August 06, 2012
Record Drought Causes Deer Corn Prices to Skyrocket
By Chad Love
Unless you've won the geographic lottery and are lucky enough to live in one of the few remaining U.S. counties not considered disaster areas, you're probably aware that there's a bit of a drought going on right now.
And when you combine record drought in the nation's corn-producing region with the demands of livestock feed, ethanol production and the river of high-fructose corn syrup that is a staple of the modern diet, that pesky little law of supply and demand starts kicking in. And that means there are a whole lot of corn-fattened deer out there who may have to re-learn how to forage like wild animals this year.
From this story on gosanangelo.com:
Torrid temperatures and poor rainfall in America's heartland are forecast to suck feeder budgets dry as corn prices hit a record high last week.
Ben McCulloch, a San Angelo-area rancher, feeds several tons of corn to the wildlife each season. He is bracing for higher operating costs this hunting season. "My ranches are free-range areas, not high-fenced, and we try to hold our deer with feed," McCulloch said. "It takes about 90 bags of corn each time we fill the sites, and this procedure takes place several times each season." For someone who buys feed by the truckload, last week's record corn price of $8.20 per bushel for September delivery is bad news as the opening of the Texas hunting seasons approaches.

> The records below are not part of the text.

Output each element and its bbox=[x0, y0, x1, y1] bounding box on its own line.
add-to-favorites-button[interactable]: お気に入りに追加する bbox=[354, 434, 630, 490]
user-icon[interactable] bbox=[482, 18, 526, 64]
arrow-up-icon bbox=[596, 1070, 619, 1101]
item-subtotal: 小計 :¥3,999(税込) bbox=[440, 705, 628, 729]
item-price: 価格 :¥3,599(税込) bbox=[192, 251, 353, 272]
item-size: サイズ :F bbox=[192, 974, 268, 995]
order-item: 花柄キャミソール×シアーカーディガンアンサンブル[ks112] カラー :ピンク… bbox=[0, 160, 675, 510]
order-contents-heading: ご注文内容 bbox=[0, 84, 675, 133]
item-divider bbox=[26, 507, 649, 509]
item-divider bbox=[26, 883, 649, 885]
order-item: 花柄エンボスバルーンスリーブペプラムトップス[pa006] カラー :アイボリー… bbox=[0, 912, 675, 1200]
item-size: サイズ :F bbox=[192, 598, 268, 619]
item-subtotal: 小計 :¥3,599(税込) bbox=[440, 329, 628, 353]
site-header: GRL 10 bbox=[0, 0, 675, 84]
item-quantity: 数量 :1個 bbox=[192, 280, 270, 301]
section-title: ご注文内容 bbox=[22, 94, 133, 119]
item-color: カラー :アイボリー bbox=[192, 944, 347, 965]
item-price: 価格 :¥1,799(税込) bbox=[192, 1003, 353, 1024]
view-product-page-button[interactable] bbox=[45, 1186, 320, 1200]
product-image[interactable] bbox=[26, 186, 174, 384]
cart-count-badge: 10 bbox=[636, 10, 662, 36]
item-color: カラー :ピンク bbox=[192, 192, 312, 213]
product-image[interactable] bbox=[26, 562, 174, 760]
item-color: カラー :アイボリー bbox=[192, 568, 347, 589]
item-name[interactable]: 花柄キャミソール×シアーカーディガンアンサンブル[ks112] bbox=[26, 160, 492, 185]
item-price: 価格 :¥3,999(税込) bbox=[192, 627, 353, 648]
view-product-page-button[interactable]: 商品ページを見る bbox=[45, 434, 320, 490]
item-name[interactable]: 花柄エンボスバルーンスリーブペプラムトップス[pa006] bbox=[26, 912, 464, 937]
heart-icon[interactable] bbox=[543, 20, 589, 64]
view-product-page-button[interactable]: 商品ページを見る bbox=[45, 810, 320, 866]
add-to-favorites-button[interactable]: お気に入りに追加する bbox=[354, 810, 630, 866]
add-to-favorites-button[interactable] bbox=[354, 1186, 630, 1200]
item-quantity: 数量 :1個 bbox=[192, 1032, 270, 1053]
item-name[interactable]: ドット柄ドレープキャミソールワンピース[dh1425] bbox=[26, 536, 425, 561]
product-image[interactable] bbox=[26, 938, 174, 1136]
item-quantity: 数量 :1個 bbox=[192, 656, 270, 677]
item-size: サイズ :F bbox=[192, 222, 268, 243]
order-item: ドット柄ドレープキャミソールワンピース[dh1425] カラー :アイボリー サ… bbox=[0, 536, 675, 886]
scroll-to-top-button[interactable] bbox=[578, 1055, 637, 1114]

That's right: deer corn, which hunters in a number of states rely on to attract and hold deer to their hunting areas, is, quite simply, going through the roof. Now, without this getting into a debate over the ethics of baiting, this does beg the question: how much is too much before you stop feeding and take your chances with natural browse? Has the price of corn already affected how much you're pouring into your feeders?